Thinking of you every day and hoping the ocean breeze is healing. Talk to you soon.
You people are impressive. Carry on.
Glad you were able to handle the Covid with grace and good meds. Still, not fun when you’re on the road. Happy trails.
We are very grateful to have weathered it well, and apparently not infected the whole family!
Sorry your streak broke! Also a Novid until two weeks ago. Couldn’t take paxlovid so they gave me molnupiravir, which worked. Negative after seven days. No fun but I felt it would have been far worse with no vaccines and boosters.
Oh my, so sorry to hear! Glad you both were able to recover so quickly! Sounds like you’ve been negative now for a couple of weeks? No rebound covid from the Paxlovid?
No rebound and feeling great. Even tested all systems with some long hikes and no problem. Negative now for almost three weeks.

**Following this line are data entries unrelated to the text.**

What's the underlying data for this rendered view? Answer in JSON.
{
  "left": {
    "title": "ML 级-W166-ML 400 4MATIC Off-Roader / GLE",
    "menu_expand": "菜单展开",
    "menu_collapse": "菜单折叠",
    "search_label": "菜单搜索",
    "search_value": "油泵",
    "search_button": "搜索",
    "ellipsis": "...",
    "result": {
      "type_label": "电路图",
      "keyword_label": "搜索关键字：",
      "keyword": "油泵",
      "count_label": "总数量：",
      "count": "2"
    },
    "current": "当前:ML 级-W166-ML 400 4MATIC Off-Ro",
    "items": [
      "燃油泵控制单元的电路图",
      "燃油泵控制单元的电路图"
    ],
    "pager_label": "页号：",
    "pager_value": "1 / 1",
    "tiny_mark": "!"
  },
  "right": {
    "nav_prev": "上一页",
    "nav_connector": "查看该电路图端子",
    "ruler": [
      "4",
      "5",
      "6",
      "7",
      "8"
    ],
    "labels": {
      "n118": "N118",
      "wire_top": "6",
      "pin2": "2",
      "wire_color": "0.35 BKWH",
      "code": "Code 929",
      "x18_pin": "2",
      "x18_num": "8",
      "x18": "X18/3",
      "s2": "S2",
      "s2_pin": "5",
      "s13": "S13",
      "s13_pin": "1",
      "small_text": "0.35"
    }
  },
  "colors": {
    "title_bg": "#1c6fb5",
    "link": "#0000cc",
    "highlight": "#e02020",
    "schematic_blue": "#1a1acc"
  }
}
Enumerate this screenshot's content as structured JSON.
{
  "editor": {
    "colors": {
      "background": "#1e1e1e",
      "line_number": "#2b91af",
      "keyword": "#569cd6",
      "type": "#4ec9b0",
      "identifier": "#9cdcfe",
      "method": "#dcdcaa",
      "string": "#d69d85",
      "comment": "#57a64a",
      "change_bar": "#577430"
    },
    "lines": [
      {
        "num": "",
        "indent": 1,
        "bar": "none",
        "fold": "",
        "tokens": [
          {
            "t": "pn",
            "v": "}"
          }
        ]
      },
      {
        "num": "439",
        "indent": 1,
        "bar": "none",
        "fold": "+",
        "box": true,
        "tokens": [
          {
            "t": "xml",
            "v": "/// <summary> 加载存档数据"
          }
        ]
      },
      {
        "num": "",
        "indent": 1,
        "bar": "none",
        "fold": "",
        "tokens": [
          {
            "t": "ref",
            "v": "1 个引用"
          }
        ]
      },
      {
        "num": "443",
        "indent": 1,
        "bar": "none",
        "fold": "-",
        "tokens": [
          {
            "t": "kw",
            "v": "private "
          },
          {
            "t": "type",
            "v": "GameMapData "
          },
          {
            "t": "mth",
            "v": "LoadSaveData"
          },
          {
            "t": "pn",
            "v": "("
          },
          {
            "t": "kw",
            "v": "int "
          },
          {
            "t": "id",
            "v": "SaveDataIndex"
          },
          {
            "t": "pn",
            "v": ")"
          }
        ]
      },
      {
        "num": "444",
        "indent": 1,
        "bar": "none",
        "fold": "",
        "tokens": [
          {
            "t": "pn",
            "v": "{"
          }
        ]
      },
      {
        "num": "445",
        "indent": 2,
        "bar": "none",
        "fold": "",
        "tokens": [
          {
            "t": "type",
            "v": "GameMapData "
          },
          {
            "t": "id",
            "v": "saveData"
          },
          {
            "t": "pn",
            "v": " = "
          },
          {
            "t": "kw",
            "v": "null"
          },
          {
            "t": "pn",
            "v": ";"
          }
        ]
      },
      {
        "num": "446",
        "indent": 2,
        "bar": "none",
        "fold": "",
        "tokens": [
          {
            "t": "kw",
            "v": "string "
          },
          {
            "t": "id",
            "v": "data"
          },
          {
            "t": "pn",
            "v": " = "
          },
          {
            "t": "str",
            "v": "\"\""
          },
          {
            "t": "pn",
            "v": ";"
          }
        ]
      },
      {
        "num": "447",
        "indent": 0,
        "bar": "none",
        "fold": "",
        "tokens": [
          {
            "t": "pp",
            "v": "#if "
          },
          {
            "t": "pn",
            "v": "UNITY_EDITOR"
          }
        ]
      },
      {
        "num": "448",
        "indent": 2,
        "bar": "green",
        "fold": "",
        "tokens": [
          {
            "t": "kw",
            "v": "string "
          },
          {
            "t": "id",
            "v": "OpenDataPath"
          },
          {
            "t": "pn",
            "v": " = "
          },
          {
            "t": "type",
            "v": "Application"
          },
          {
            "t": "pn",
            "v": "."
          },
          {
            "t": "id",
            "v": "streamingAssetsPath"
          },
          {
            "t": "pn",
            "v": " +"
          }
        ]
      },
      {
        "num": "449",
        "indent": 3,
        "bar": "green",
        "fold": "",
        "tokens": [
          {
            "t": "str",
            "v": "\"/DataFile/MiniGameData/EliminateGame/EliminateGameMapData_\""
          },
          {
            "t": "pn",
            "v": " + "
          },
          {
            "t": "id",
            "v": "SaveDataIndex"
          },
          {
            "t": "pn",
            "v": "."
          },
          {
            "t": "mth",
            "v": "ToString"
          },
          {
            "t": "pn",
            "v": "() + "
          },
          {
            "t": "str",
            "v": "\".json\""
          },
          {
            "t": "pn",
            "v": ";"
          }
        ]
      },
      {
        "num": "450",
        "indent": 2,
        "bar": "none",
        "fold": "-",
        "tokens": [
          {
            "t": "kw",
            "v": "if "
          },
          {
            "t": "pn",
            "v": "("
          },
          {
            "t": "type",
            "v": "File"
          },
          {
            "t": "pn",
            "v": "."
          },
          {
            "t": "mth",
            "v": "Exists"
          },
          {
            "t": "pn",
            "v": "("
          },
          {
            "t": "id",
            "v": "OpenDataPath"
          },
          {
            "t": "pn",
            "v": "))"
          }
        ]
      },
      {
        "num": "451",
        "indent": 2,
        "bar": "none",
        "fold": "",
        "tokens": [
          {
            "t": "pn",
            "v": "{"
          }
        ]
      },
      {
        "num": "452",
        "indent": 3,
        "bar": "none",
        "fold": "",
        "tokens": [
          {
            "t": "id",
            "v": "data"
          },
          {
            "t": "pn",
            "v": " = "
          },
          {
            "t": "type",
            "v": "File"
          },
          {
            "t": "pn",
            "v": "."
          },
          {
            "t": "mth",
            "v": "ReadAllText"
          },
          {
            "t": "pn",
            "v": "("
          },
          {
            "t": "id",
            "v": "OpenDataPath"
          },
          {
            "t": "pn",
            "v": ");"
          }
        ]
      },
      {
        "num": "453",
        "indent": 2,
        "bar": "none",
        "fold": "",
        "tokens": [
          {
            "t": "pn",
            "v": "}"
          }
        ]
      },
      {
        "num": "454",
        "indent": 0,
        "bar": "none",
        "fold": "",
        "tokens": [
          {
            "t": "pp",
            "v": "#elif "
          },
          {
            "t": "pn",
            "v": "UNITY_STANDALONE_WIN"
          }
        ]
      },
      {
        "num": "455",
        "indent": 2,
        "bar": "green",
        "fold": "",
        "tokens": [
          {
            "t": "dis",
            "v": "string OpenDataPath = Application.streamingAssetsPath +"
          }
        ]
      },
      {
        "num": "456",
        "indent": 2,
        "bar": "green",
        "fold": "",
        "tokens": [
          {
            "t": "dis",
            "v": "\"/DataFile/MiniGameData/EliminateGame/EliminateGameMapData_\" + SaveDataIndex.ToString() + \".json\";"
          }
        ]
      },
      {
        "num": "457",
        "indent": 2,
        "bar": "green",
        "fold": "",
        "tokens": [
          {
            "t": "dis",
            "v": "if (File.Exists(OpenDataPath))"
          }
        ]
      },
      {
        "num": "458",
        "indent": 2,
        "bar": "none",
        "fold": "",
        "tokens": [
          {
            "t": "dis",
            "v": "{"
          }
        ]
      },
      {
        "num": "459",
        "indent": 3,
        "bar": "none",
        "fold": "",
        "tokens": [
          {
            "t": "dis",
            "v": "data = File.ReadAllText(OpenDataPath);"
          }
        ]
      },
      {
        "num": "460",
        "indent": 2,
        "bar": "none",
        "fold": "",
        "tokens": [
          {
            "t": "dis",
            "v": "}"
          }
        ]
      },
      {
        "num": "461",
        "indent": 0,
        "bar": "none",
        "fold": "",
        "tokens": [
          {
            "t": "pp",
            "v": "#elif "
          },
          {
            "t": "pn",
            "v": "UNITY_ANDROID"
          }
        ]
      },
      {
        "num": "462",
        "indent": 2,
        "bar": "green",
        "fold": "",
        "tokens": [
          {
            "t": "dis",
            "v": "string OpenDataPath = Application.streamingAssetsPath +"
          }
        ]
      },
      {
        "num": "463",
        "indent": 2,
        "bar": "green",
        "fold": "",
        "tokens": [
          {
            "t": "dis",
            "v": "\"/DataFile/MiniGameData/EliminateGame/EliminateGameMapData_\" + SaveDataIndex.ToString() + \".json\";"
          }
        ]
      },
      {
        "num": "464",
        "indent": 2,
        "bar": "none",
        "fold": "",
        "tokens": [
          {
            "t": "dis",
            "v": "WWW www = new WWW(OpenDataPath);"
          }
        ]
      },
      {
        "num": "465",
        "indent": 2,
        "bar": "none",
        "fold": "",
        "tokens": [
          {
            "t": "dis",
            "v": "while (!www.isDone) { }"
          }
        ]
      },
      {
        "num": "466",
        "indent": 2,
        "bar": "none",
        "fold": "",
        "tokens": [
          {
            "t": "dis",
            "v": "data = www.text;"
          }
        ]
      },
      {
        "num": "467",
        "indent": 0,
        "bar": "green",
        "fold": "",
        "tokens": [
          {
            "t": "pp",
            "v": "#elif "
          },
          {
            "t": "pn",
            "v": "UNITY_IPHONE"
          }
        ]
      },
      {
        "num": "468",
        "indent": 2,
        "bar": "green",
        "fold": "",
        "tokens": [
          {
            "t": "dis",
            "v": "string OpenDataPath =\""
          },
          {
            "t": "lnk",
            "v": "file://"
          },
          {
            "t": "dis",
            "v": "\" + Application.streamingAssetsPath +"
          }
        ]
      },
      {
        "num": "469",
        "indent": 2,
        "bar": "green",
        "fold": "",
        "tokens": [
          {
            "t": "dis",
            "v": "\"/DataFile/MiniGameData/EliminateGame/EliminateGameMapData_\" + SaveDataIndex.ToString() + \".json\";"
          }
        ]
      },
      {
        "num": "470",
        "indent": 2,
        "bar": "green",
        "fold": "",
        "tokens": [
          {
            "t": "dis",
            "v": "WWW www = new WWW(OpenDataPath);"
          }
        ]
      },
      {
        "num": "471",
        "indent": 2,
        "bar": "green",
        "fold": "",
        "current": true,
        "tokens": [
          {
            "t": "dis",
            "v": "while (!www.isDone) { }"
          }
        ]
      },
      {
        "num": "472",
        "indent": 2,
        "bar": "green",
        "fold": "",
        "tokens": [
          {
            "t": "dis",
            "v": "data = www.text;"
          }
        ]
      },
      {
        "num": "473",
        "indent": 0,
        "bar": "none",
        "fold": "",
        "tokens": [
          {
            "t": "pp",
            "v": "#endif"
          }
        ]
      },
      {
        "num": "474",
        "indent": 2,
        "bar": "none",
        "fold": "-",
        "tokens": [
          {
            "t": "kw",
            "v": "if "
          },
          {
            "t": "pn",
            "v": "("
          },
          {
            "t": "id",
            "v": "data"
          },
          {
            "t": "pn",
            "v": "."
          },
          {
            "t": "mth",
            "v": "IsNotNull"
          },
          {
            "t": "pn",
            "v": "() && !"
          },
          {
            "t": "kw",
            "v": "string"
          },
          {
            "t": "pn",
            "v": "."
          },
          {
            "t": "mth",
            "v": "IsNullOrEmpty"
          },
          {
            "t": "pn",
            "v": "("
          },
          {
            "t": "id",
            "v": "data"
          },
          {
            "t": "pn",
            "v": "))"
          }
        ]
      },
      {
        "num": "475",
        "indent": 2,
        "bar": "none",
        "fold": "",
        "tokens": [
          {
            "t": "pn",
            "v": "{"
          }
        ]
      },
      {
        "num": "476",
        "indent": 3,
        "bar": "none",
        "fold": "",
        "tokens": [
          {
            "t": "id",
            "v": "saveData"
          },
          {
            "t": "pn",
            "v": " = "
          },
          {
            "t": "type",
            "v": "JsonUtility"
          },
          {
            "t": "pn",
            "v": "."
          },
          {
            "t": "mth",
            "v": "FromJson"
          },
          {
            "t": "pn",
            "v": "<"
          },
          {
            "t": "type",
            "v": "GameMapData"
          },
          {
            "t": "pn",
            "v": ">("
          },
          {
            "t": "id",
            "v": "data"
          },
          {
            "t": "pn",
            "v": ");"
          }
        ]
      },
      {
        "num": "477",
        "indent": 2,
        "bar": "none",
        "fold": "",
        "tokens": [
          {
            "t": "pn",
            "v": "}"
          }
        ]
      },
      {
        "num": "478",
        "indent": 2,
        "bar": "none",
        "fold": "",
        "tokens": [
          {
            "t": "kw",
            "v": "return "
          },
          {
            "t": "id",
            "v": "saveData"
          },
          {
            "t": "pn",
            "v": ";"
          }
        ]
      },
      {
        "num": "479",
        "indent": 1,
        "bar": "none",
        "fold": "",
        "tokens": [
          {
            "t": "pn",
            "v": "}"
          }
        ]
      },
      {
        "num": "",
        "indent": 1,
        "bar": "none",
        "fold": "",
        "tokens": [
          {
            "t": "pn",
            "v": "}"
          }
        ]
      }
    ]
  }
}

I think everyone will be getting it sooner or later, thankfully the newer strains seem much less serious. No one seems to know where they’re getting it now but the gym is certainly a prime suspect – anywhere with heavy breathing and little ventilation renders masks useless after a short time.
Glad you’ve got a pretty place to ride it out and are feeling better now! Hope to see you in the near future!
Yes. I wonder about that. And it was a very nice place to lay low. Happy to be back on the road and feeling well!
Great story telling of your covid journey. Sorry you and Tom had the covid journey to tell but glad you are both now well. We are waiting our covid turn but doing everything we can to avoid it. Wishing you and Tom happy trails.
Thanks, Bundy,
Hope you CAN avoid it! We were happy it was mild so we can keep on rolling.
On a lighter mood:Just how did you reach the conclusion that the thief was a man? 😹 Was he caught?
The camp host told us she saw them. And, no, never caught. We got a new table. Sigh.